Leza mengatakan barang-barang tersebut bisa diambil oleh keluarga maupun korban yang merasa kehilangan. Dia mengatakan pihak yang mengambil barang dapat menunjukkan kartu identitas untuk keperluan pendataan.

"Bagi keluarga pemilik ataupun pemilik yang ingin mengambil kami persilakan. Barang-barang tersebut tersimpan di ruang staf Stasiun Bekasi Timur. Pemilik atau keluarga pemilik barang bisa mengambil barang tersebut dengan menunjukkan identitas, bisa KTP maupun KK," ujarnya.
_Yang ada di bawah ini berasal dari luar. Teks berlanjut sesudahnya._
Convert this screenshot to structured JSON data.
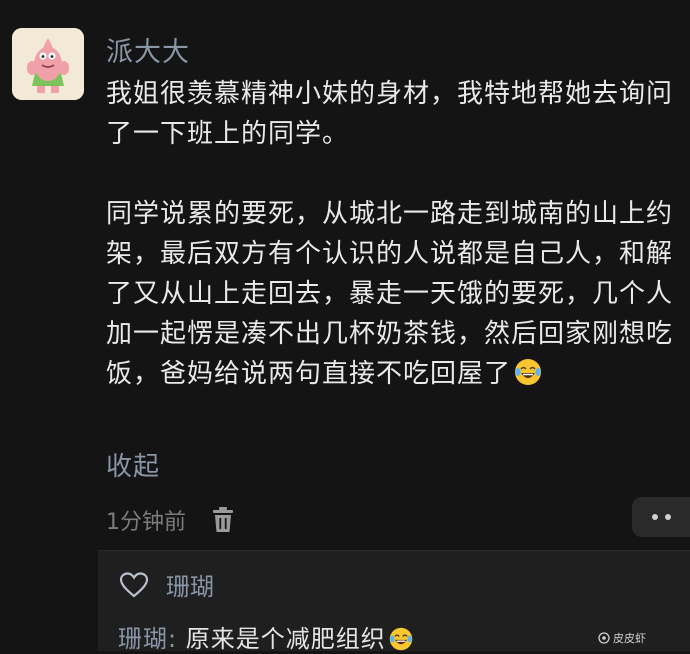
{
  "comment": {
    "author": "派大大",
    "paragraphs": [
      "我姐很羡慕精神小妹的身材，我特地帮她去询问了一下班上的同学。",
      "同学说累的要死，从城北一路走到城南的山上约架，最后双方有个认识的人说都是自己人，和解了又从山上走回去，暴走一天饿的要死，几个人加一起愣是凑不出几杯奶茶钱，然后回家刚想吃饭，爸妈给说两句直接不吃回屋了"
    ],
    "paragraph_end_emoji": "laughing-tears-emoji",
    "collapse_label": "收起",
    "time": "1分钟前"
  },
  "reply_section": {
    "liked_by": "珊瑚",
    "reply_author": "珊瑚",
    "reply_separator": ": ",
    "reply_text": "原来是个减肥组织",
    "reply_emoji": "laughing-tears-emoji"
  },
  "watermark": "皮皮虾",
  "colors": {
    "background": "#141414",
    "name_accent": "#8a95a6",
    "text": "#e9e9e9",
    "panel": "#1f1f1f"
  }
}
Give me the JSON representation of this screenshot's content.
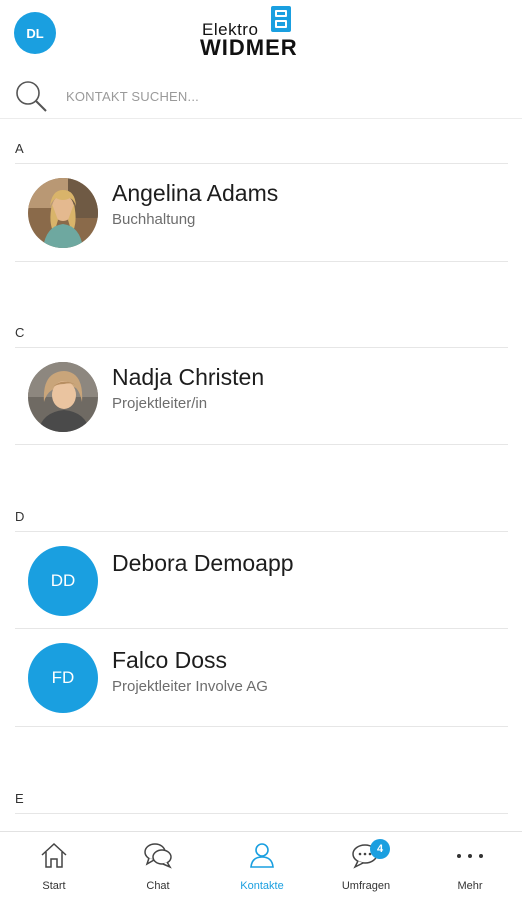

Kecelakaan antara KA Argo Bromo Anggrek dengan KRL yang sedang berhenti di Stasiun Bekasi Timur pada Senin (27/4) malam. Peristiwa itu berawal dari taksi tertemper KRL di perlintasan yang tak jauh dari Stasiun Bekasi Timur.

Barang-barang milik korban kecelakaan KA Argo Bromo Anggrek dengan KRL yang masih disimpan di Stasiun Bekasi Timur (Kurniawan/detikcom)Barang-barang milik korban kecelakaan KA Argo Bromo Anggrek dengan KRL yang masih disimpan di Stasiun Bekasi Timur (Kurniawan/detikcom)

Peristiwa taksi tertemper KRL itu mengakibatkan KRL di Stasiun Bekasi Timur menunggu lebih lama. KA Argo Bromo Anggrek kemudian datang dan menabrak dari belakang.

Korban tewas kecelakaan kereta api tersebut mencapai 16 orang dan puluhan orang terluka.